The NIH funds a free and secure recruitment tool called ResearchMatch that helps to connect researchers with volunteers that are interested in participating in studies. If you are interested in using ResearchMatch to help advertise for your study, please complete the ResearchMatch Advertising Template and submit it with your study documents to the IRB for review and approval.
- The term “research” or "study." Participants need to know that they are responding to a research study, not to a promise for free treatment or payment.
- A general description of the purpose of the study. Potential participants should have a basic idea of what the study entails. This information does not need to be detailed, but it should be explained in layman’s terms. Where possible, include information about what participants will do and the time required of the participant.
- Details on how to enroll. Participants need a way to connect with the study team, so be sure to provide your contact information.
- Inclusion/ Exclusion criteria (where appropriate). You may be looking for a participant with certain criteria, or there may be reasons why a participant would not be eligible to participate. Including this information in your recruitment materials will help the interested person know if they are a good match for your study.

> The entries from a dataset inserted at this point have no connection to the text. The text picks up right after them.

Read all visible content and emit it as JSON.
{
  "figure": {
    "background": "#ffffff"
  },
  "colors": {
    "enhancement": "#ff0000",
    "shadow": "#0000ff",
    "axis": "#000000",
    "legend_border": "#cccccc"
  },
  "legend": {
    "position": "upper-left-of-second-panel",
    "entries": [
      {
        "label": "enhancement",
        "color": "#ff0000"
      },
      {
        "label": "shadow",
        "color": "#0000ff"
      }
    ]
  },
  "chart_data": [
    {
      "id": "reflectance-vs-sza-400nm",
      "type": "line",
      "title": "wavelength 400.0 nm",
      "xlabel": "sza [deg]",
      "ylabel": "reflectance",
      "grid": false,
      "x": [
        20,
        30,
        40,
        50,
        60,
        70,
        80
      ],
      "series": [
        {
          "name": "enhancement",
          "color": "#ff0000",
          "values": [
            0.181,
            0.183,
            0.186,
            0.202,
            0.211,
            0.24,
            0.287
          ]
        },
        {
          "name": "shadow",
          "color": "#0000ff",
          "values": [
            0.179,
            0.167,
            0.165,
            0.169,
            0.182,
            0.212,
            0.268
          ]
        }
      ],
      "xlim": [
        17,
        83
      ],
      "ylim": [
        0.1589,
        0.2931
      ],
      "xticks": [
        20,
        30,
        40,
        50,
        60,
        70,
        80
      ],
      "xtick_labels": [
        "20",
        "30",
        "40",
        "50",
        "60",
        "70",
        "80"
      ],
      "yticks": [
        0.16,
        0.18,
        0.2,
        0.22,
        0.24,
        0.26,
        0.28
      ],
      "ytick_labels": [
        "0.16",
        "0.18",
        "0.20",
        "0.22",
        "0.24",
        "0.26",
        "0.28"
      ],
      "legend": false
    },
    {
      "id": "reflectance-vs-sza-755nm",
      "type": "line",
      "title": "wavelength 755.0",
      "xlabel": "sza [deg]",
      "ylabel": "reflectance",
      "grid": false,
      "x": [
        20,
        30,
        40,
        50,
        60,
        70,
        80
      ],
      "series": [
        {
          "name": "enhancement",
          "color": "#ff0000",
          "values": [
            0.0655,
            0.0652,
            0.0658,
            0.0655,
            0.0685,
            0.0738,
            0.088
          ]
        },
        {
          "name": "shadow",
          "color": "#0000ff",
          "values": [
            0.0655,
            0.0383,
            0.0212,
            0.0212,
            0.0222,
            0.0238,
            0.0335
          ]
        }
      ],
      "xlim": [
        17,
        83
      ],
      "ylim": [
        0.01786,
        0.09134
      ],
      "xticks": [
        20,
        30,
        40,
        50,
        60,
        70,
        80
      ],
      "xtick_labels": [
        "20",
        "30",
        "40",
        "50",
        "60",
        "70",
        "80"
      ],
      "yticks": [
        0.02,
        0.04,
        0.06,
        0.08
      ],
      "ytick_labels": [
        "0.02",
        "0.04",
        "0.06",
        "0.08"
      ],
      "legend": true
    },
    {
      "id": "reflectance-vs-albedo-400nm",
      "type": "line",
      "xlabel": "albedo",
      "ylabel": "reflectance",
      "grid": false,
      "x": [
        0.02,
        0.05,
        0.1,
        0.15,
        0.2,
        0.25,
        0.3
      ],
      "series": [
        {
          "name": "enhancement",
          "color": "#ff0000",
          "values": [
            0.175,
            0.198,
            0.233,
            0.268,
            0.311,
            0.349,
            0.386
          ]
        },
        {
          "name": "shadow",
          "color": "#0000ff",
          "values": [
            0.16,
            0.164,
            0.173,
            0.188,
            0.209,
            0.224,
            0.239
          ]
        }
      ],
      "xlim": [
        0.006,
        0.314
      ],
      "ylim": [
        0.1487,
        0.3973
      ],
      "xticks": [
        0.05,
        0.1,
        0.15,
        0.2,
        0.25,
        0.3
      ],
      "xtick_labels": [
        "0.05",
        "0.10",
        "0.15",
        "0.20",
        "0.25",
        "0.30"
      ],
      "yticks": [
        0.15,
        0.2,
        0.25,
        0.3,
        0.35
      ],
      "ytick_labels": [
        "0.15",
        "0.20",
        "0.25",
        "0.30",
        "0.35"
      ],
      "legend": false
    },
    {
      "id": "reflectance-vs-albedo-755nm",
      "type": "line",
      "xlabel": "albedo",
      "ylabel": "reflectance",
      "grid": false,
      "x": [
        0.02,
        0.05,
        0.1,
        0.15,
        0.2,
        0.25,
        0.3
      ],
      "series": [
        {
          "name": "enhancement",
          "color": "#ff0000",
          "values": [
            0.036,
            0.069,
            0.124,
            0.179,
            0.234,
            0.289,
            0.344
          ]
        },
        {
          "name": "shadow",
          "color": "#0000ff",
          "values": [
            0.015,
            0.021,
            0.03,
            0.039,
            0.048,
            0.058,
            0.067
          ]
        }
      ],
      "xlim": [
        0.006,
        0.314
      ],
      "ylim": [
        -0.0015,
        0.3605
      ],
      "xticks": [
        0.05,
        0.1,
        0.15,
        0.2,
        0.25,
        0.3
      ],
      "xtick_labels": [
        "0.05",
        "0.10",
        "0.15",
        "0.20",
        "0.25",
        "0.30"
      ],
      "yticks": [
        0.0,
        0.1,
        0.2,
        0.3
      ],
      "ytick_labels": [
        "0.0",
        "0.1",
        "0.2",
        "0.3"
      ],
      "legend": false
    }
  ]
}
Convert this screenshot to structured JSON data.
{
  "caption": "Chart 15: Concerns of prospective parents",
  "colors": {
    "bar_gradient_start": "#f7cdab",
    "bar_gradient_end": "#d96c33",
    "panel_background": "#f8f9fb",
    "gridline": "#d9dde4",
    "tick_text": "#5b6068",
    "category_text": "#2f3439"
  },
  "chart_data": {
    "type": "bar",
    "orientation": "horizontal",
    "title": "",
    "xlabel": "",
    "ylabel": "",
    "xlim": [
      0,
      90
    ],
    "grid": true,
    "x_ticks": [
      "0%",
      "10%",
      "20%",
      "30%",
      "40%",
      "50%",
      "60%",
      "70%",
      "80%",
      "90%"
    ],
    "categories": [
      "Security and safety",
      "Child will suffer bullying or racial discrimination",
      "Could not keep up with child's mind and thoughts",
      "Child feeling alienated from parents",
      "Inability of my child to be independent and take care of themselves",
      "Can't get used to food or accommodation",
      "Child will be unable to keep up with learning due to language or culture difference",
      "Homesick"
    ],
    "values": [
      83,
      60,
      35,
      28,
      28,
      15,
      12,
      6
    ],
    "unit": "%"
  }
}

- IRB-SBS protocol number. Our office assigns every study a number for tracking purposes. This number is assigned to your protocol as soon as you create it in iProtocol so you can add to your recruitment materials prior to uploaded it in the Recruitment & Consent Tools section.
- Payment. You can inform participants that you are including compensation for their time to participate, but this should not be the emphasis of the recruitment material. The purpose of the recruitment material is to inform the person about the study so that they can contact the study team if they are interested in participating.
- Benefits. A benefit to an individual must be something that the researcher can guarantee. Often, studies only have a benefit to society by the knowledge gained from the research, but there is no direct benefit to the person participating in the study. For example, if you are offering a treatment/therapy that is recognized and known to be beneficial, this can be considered a direct benefit to the participant. A “potential benefit,” however, is not guaranteed and therefore, should not be included on recruitment materials.
- Misleading information. Recruitment materials should never lead a participant to believe in something that is untrue about a study. For studies where deception is involved, the recruitment materials should not be a part of the deception. The Board recognizes that it is important in a deception study (and other similar studies) not to bias participants by providing full disclosure; however, the participants should be provided with true information that will help them to make the right decision about their participation.
- Overemphasis of payment incentives. The title of an advertisement should never be “Free Money!” or “Easy Cash!” Instead, payment information should be clearly described at the bottom of the advertisement after the purpose of the study is described. Such payment should not be bolded or otherwise emphasized.
- Statements that might compel or coerce participation. A participant should never be made to feel that they must participate. For example, instead of stating that “your participation is urgent!” state that “your participation is appreciated.” In some cases, the relationship between the researcher and the participant can make the participant feel that they should participate. Examples include teachers/students, principals/teachers, doctors/patients, therapists/clients, military supervisor/subordinate. To illustrate, the IRB would discourage a recruitment method where a school principal sends a letter home to parents strongly encouraging them to participate in a study as this communication may make parents feel like they are required to participate as part of school policy. Instead, the letter should properly come from the researcher, accompanied by a signed letter from the principal stating that he or she has reviewed the study and approved its presence in the school, without endorsing parents to participate.